We use firewood to cook the sap. Collecting firewood is in itself a time consuming job. Controlling the fire takes a great deal of skill to cause the sap to boil as fast as possible, but not so hot that the syrup burns to the bottom of the pan.

Some producers have access to natural gas.

When Fred was a child he visited his grandparents in Crestline, Ohio where he watched them make syrup on their  20 acre woods.  When we moved here in 1986, we began by tapping the trees in the yard by the house, then gradually expanded and made a camp with a pavilion and evaporator by the creek and the majority of the maple trees.

At one point we tapped 500 trees and collect almost completely by tubing. At that time an Amish family lived in the small house by the straw maze, and they collected the sap  with a team of horses. Eventually the family moved away and we had to take the tubing down in order to lumber 450 trees.

We are continually cutting trees that compete with maple trees and will have the capacity  to tap well over 500  in the future. 

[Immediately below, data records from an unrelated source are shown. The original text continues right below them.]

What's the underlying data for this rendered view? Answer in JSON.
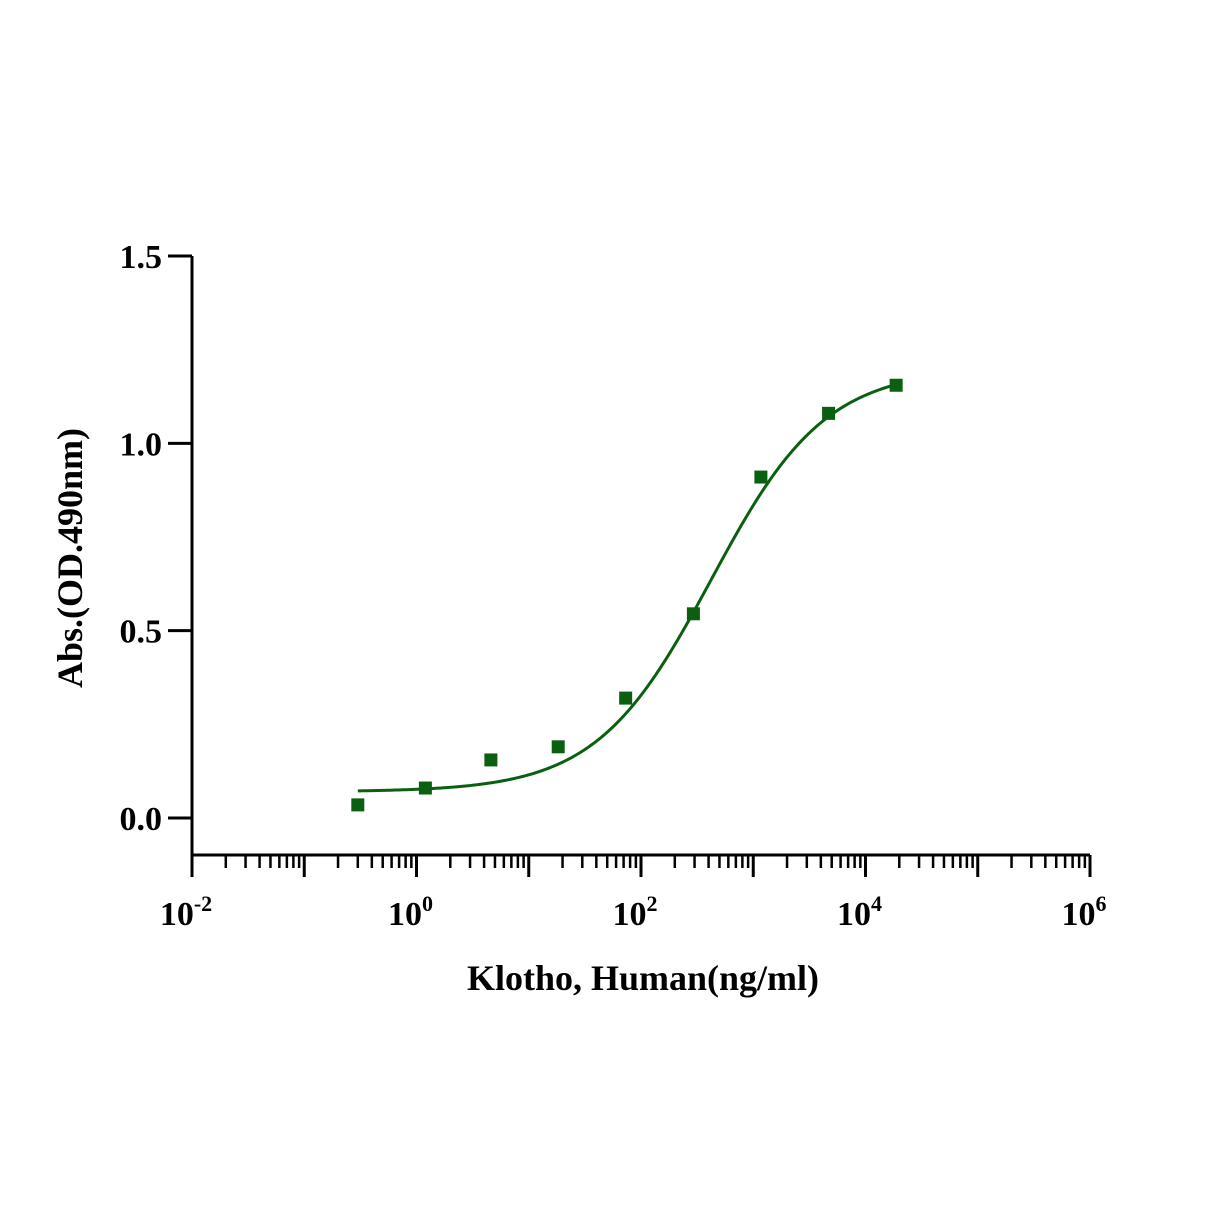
{
  "chart_data": {
    "type": "scatter",
    "title": "",
    "xlabel": "Klotho, Human(ng/ml)",
    "ylabel": "Abs.(OD.490nm)",
    "x_scale": "log",
    "xlim": [
      0.01,
      1000000
    ],
    "ylim": [
      -0.1,
      1.5
    ],
    "x_ticks": [
      {
        "base": "10",
        "exp": "-2",
        "value": 0.01
      },
      {
        "base": "10",
        "exp": "0",
        "value": 1
      },
      {
        "base": "10",
        "exp": "2",
        "value": 100
      },
      {
        "base": "10",
        "exp": "4",
        "value": 10000
      },
      {
        "base": "10",
        "exp": "6",
        "value": 1000000
      }
    ],
    "y_ticks": [
      {
        "label": "0.0",
        "value": 0.0
      },
      {
        "label": "0.5",
        "value": 0.5
      },
      {
        "label": "1.0",
        "value": 1.0
      },
      {
        "label": "1.5",
        "value": 1.5
      }
    ],
    "grid": false,
    "series": [
      {
        "color": "#0a6010",
        "marker": "square",
        "points": [
          {
            "x": 0.3,
            "y": 0.035
          },
          {
            "x": 1.2,
            "y": 0.08
          },
          {
            "x": 4.6,
            "y": 0.155
          },
          {
            "x": 18.3,
            "y": 0.19
          },
          {
            "x": 73,
            "y": 0.32
          },
          {
            "x": 293,
            "y": 0.545
          },
          {
            "x": 1170,
            "y": 0.91
          },
          {
            "x": 4690,
            "y": 1.08
          },
          {
            "x": 18750,
            "y": 1.155
          }
        ]
      }
    ],
    "fit_curve": {
      "type": "4PL",
      "color": "#0a6010",
      "bottom": 0.07,
      "top": 1.2,
      "ec50": 420,
      "hill": 0.85,
      "x_range": [
        0.3,
        18750
      ]
    }
  }
}
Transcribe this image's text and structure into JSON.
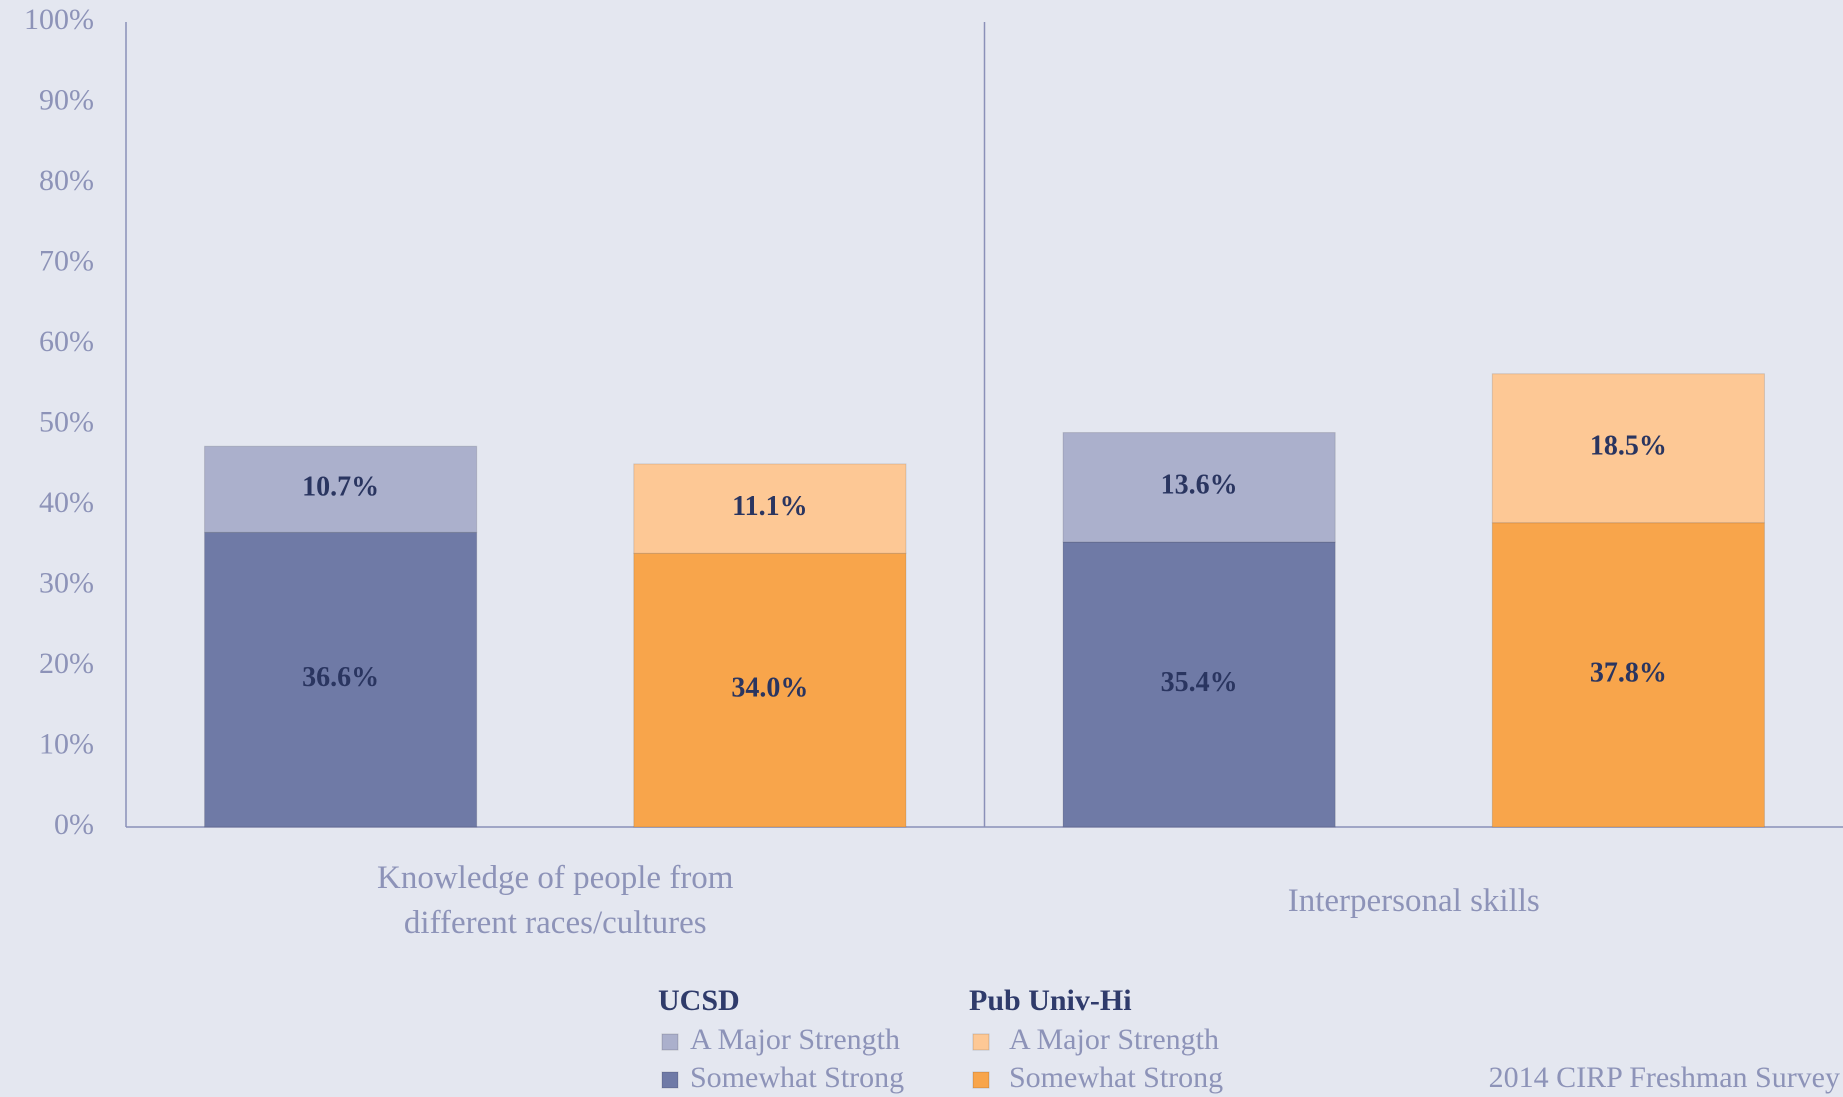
{
  "chart_data": {
    "type": "stacked_bar",
    "categories": [
      "Knowledge of people from different races/cultures",
      "Interpersonal skills"
    ],
    "groups": [
      {
        "name": "UCSD",
        "series": [
          {
            "name": "Somewhat Strong",
            "color": "#6f7aa6",
            "values": [
              36.6,
              35.4
            ],
            "value_labels": [
              "36.6%",
              "35.4%"
            ]
          },
          {
            "name": "A Major Strength",
            "color": "#abb0cc",
            "values": [
              10.7,
              13.6
            ],
            "value_labels": [
              "10.7%",
              "13.6%"
            ]
          }
        ]
      },
      {
        "name": "Pub Univ-Hi",
        "series": [
          {
            "name": "Somewhat Strong",
            "color": "#f8a54b",
            "values": [
              34.0,
              37.8
            ],
            "value_labels": [
              "34.0%",
              "37.8%"
            ]
          },
          {
            "name": "A Major Strength",
            "color": "#fdc895",
            "values": [
              11.1,
              18.5
            ],
            "value_labels": [
              "11.1%",
              "18.5%"
            ]
          }
        ]
      }
    ],
    "ylim": [
      0,
      100
    ],
    "yticks": [
      {
        "value": 0,
        "label": "0%"
      },
      {
        "value": 10,
        "label": "10%"
      },
      {
        "value": 20,
        "label": "20%"
      },
      {
        "value": 30,
        "label": "30%"
      },
      {
        "value": 40,
        "label": "40%"
      },
      {
        "value": 50,
        "label": "50%"
      },
      {
        "value": 60,
        "label": "60%"
      },
      {
        "value": 70,
        "label": "70%"
      },
      {
        "value": 80,
        "label": "80%"
      },
      {
        "value": 90,
        "label": "90%"
      },
      {
        "value": 100,
        "label": "100%"
      }
    ],
    "source": "2014 CIRP Freshman Survey"
  }
}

How difficult is it to make syrup?

Long before the syrup season begins, we need to cut a great deal of fire wood so it can dry. Dry firewood burns significantly hotter and faster than wet.

At the top of the hill you can barely see the tractor. That is where this sap must be carried to. The hill is muddy and slippery.

Many of the days during the season are very cold and damp, The sap is collected on the yellow tank on the back of the tractor.